Die zweite Variante der zwischenmenschlichen Kommunikation in der Familie ist konstruktiv, weil sie Anlass gibt, sich zu einigen: was, wie oft und an welchen Tagen zu tun ist. Zum Beispiel kann ein Ehemann einen anderen Zeitplan anbieten oder erklären, dass er nicht weiß, wie er das Baby ins Bett bringen soll, aber bereit ist, den Ältesten morgens in den Kindergarten zu bringen. Der Satz „You never help me“ lässt praktisch keine Chance für einen Dialog. Dies ist eine Anschuldigung, gegen die sich der Ehepartner wehren, angreifen oder die Anschuldigungen bestreiten wird. Keine dieser Möglichkeiten der zwischenmenschlichen Kommunikation in der Familie führt zu einer Lösung des Problems.

Kinder in der Familie erben nicht nur die Kommunikationsfehler der Eltern („Gedankenlesen“ und die Erwartung, ohne Worte verstanden zu werden), sondern sie werden selbst Opfer der gleichen Prozesse.

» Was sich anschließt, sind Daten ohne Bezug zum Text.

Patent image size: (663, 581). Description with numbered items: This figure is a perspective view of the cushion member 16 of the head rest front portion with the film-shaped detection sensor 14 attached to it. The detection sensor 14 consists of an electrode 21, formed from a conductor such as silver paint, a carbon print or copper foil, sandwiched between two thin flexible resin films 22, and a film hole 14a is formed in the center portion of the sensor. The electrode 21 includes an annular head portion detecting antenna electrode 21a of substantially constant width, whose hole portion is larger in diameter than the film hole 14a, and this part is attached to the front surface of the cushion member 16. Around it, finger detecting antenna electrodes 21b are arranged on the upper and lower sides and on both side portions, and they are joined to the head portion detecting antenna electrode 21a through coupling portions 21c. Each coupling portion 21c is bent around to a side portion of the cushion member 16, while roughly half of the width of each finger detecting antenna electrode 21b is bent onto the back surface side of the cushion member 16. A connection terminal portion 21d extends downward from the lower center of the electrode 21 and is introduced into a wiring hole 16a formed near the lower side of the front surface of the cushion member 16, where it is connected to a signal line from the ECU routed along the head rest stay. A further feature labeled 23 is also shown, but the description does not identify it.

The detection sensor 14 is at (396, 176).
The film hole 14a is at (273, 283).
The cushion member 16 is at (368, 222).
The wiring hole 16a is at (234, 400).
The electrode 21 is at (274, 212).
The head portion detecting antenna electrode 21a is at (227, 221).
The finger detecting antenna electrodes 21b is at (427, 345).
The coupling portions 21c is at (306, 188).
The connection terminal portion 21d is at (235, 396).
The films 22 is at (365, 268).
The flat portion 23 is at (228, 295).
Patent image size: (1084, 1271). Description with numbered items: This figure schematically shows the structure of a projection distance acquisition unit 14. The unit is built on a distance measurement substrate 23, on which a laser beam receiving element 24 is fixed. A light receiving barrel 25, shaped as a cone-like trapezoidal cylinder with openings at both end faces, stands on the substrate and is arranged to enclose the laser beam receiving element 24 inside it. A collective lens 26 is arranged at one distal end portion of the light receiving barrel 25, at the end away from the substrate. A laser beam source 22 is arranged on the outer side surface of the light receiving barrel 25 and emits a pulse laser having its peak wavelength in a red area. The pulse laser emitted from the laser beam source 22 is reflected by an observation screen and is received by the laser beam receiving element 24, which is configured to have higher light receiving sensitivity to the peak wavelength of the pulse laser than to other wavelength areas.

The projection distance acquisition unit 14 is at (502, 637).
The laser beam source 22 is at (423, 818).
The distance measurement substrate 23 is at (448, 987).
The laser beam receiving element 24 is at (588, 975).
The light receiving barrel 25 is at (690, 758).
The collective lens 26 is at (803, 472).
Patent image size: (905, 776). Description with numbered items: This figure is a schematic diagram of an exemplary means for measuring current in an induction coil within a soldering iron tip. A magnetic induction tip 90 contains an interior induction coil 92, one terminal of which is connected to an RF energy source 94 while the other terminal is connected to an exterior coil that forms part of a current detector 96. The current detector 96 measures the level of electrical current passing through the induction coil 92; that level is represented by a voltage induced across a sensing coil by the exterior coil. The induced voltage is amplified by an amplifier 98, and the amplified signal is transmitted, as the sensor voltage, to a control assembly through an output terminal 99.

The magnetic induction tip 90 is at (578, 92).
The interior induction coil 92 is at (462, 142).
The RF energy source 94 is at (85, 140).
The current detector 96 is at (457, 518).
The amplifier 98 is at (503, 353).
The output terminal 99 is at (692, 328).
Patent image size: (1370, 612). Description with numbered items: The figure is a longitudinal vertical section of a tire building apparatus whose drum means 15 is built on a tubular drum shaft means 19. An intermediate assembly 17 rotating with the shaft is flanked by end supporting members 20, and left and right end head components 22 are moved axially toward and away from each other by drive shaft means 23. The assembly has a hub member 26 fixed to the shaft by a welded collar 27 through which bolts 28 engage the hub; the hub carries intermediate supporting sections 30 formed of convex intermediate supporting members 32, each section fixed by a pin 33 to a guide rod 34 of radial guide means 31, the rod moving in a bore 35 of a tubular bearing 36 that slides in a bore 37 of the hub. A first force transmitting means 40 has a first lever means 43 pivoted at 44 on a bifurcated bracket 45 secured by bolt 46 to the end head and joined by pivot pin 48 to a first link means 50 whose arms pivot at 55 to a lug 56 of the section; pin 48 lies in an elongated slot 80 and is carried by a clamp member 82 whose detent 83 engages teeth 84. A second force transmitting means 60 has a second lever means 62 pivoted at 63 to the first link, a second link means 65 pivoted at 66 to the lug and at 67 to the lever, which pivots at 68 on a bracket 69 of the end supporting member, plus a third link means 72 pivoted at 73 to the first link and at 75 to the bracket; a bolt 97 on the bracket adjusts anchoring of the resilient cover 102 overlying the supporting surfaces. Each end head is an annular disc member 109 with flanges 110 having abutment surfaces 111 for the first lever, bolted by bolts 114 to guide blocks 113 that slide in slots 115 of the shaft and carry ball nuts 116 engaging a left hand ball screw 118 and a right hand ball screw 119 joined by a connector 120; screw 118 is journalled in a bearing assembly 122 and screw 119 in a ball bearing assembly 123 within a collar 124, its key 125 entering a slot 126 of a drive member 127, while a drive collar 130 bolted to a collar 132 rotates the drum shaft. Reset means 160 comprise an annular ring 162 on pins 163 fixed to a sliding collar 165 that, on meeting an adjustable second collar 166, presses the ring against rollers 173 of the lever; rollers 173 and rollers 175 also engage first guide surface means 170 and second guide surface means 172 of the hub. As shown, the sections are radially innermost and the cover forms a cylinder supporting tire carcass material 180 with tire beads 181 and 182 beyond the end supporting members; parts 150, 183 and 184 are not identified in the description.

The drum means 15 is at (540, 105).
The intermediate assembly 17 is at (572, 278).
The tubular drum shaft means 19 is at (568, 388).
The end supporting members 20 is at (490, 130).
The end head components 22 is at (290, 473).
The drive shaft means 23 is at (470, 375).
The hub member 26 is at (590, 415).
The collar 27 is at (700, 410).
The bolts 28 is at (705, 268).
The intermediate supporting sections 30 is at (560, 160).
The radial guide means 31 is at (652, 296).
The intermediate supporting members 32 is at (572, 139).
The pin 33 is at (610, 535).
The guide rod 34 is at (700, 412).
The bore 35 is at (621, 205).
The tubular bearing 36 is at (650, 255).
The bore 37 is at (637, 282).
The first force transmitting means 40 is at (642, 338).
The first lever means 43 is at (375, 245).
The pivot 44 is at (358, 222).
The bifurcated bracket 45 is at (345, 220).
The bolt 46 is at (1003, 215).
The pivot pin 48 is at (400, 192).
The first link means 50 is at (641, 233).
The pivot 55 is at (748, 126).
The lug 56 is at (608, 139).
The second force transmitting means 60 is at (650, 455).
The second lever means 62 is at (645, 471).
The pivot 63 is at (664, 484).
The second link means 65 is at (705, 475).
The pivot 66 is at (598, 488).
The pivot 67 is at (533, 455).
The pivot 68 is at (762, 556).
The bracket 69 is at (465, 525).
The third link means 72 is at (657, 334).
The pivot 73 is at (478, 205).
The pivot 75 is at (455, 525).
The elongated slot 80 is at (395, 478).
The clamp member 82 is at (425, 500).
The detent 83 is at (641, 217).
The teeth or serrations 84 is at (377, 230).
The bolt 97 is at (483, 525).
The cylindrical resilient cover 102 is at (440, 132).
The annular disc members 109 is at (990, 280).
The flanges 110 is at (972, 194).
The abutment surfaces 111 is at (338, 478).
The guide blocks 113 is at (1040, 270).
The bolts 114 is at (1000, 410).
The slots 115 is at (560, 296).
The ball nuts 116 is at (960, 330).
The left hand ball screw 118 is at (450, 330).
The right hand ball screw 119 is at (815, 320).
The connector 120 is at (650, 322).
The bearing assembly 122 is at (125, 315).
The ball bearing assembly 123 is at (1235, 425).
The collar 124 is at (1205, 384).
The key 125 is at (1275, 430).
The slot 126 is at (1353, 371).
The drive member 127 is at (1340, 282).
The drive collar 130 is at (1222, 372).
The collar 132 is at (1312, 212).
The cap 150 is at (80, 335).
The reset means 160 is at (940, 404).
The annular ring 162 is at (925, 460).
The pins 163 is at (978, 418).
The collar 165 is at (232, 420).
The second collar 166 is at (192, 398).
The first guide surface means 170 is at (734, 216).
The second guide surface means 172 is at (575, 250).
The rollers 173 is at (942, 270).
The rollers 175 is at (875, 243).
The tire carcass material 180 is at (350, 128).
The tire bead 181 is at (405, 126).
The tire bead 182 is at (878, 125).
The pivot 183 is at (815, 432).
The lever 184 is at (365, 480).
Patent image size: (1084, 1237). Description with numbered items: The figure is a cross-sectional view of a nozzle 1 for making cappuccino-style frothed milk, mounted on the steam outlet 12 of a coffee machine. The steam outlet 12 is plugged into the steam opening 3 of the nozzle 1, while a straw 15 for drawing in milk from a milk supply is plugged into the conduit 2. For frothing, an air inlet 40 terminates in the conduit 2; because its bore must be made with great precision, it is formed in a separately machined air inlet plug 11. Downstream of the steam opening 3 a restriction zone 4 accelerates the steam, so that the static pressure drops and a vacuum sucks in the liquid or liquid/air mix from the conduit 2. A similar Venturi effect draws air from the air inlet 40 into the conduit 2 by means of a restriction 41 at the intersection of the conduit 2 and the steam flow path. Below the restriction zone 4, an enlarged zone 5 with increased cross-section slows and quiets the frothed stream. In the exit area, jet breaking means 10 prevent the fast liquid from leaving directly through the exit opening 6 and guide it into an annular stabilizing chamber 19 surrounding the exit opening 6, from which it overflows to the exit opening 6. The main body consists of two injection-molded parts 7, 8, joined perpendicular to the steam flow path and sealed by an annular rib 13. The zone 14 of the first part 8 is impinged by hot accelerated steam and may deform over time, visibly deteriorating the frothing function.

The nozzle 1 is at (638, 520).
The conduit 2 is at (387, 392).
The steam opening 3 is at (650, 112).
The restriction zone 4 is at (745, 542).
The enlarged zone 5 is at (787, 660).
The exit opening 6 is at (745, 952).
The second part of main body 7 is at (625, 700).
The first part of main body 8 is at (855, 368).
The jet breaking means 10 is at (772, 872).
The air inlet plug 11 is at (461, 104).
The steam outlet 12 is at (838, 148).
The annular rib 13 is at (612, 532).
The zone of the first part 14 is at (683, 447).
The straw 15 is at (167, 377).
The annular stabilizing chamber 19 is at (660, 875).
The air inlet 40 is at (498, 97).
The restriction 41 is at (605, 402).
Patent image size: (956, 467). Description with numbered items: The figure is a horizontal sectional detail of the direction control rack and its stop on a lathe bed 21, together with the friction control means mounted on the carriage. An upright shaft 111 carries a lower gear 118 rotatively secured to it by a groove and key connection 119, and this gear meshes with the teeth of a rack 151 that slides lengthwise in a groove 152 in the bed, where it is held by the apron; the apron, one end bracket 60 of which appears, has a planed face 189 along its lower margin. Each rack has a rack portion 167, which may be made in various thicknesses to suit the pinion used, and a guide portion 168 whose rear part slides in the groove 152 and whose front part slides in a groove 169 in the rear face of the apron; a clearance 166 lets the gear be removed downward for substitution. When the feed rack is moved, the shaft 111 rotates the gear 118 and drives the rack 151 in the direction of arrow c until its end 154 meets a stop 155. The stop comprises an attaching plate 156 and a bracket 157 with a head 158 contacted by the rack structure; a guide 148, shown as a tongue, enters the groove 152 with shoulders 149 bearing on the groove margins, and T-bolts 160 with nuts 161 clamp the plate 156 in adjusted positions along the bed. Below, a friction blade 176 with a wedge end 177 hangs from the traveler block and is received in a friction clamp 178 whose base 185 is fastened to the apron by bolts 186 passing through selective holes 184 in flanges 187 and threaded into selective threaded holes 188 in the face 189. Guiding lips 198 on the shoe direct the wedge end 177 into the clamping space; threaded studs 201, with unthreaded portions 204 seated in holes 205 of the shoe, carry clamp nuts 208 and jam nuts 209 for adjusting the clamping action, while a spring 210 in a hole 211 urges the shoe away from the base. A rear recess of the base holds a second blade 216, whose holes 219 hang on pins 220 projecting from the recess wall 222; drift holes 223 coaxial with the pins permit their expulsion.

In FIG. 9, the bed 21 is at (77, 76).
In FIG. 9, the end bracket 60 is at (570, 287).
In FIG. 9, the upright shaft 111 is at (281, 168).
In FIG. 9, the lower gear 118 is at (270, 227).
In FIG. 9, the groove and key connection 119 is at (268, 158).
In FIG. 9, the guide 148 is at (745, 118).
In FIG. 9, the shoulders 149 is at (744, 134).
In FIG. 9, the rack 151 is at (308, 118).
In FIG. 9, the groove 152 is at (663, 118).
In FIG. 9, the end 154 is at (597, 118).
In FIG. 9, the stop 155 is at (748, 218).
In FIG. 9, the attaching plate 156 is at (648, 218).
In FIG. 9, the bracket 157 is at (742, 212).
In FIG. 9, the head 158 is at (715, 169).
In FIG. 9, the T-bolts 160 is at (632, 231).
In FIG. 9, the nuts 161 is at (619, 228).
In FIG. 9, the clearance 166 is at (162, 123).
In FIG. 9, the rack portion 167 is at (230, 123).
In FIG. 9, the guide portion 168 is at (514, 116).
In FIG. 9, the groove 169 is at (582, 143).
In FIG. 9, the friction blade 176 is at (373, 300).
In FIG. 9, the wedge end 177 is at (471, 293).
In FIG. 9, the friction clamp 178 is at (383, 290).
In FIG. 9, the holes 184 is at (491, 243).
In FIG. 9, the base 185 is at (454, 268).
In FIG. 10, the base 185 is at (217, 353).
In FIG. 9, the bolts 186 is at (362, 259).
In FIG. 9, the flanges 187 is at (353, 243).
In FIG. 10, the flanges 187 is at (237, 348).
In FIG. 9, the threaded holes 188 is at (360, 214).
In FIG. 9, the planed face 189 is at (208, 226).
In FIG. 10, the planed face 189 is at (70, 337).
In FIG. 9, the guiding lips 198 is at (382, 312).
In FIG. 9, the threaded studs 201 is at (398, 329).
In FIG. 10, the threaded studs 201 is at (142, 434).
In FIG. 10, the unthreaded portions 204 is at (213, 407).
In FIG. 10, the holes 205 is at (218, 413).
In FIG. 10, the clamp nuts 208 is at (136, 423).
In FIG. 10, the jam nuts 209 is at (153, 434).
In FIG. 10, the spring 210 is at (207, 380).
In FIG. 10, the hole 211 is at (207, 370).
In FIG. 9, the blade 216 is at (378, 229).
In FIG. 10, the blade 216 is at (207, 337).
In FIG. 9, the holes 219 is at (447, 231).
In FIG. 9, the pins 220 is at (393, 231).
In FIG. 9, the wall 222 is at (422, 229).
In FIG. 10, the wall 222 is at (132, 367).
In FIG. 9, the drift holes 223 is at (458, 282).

In echten Beziehungen ist die Erwartung, ohne Worte verstanden zu werden, und „Gedankenlesen“ völlig unproduktiv und destruktiv. Es gibt keinen Grund zu hoffen, dass die Kommunikation fruchtbar sein wird, wenn eine solche Komponente wie Sprache und Erklärung daraus entfernt wird. Natürlich ist es auch ohne Worte möglich, auf anderen Ebenen (körperlich, emotional, spirituell) zu kommunizieren. Ohne diese subtilen Ebenen der Kommunikation werden Beziehungen flach und kalt. Aber sie reichen absolut nicht aus, um gute Beziehungen in der Familie aufzubauen.